The style is summarised as having three markers: "lots of brick, deep-set portrait windows and flat facades".

New London Vernacular has been described as a "fundamentally democratic" style, particularly in the way in which it enables the mixing of owner-occupied and rented homes, and homes of a multiplicity of types and sizes, without there being any visual features distinguishing these. The style has been adopted by developers serving disparate target markets and having different business models, from social housing to investor-led for-profit developments.

==Antecedents and drivers==

Birkbeck and Hart trace the New London Vernacular from a starting point of a late 20th-century loss of confidence in the design of public housing estates arising out of the very short lifespans exhibited by many 1970s developments.
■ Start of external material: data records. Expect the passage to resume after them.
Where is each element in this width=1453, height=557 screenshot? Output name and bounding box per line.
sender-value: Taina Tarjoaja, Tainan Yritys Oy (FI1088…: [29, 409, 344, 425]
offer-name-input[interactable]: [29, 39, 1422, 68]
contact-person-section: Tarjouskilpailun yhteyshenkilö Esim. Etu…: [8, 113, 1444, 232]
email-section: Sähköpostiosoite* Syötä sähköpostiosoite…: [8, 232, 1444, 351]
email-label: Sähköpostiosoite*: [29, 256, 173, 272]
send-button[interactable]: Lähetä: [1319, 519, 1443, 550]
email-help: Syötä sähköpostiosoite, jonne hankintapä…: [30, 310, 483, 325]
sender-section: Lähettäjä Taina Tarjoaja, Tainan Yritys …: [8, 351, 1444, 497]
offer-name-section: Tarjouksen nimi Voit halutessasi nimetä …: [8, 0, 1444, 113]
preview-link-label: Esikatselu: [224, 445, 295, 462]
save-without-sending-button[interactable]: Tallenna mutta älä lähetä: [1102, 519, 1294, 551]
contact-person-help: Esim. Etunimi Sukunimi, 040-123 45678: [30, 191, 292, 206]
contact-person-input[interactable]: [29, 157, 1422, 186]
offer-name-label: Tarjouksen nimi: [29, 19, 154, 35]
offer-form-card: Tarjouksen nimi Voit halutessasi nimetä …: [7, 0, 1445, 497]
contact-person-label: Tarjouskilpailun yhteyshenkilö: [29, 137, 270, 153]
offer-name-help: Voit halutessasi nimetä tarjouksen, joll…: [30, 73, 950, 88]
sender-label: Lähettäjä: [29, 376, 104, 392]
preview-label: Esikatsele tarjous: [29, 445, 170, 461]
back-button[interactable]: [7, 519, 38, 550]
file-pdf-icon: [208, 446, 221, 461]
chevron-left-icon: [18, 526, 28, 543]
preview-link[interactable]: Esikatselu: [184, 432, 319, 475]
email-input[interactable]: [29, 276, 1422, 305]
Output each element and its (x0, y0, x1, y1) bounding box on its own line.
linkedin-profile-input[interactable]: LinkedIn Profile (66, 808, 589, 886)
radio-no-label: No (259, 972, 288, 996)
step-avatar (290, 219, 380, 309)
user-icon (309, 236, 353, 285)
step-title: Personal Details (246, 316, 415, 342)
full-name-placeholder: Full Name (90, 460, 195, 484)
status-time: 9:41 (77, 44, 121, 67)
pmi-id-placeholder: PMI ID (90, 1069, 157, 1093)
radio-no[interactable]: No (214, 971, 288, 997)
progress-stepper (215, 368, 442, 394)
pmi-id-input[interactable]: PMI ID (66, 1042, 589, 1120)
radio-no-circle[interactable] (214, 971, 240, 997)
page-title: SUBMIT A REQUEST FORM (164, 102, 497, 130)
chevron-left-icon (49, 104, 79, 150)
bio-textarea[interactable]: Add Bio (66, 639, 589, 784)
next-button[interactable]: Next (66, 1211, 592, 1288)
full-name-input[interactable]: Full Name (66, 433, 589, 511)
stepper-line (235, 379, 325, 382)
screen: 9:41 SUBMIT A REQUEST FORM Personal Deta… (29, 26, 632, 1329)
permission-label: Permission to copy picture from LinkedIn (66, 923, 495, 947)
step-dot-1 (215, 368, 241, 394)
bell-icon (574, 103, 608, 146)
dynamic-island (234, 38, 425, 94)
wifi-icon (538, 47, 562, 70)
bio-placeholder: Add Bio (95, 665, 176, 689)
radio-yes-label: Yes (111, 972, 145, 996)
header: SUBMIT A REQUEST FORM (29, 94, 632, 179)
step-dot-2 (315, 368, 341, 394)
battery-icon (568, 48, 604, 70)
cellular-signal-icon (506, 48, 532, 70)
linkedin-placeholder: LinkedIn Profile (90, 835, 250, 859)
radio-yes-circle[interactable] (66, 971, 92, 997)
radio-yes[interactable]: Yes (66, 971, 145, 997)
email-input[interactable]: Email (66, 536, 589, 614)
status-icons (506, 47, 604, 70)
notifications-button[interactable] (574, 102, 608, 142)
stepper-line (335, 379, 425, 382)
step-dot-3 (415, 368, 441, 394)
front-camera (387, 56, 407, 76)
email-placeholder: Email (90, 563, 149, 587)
The 1999 final report of the Urban Task Force, Towards an Urban Renaissance, set out the connection between higher amenity provision and higher housing densities, and resulted in the 2000 White Paper [Our Towns and Cities – the Future; and revised guidance encouraging higher density proposals by removing previous planning restrictions in Planning policy guidance note 3: Housing, also published in 2000. In 2002 the Greater London Council mandated a 50% share of affordable housing in new developments from 2004, prompted developers to amend plans to increase the densities in their applications to meet this new requirement.

In 2007, Design for London, in a lessons-learned review of post-war high-density housing schemes, suggested that 'superdense' developments would succeed only if built to design rules. The Mayor of London responded by publishing, in 2009, a London Housing Design Guide Interim Edition which articulated the rules by which planners should judge new development proposals.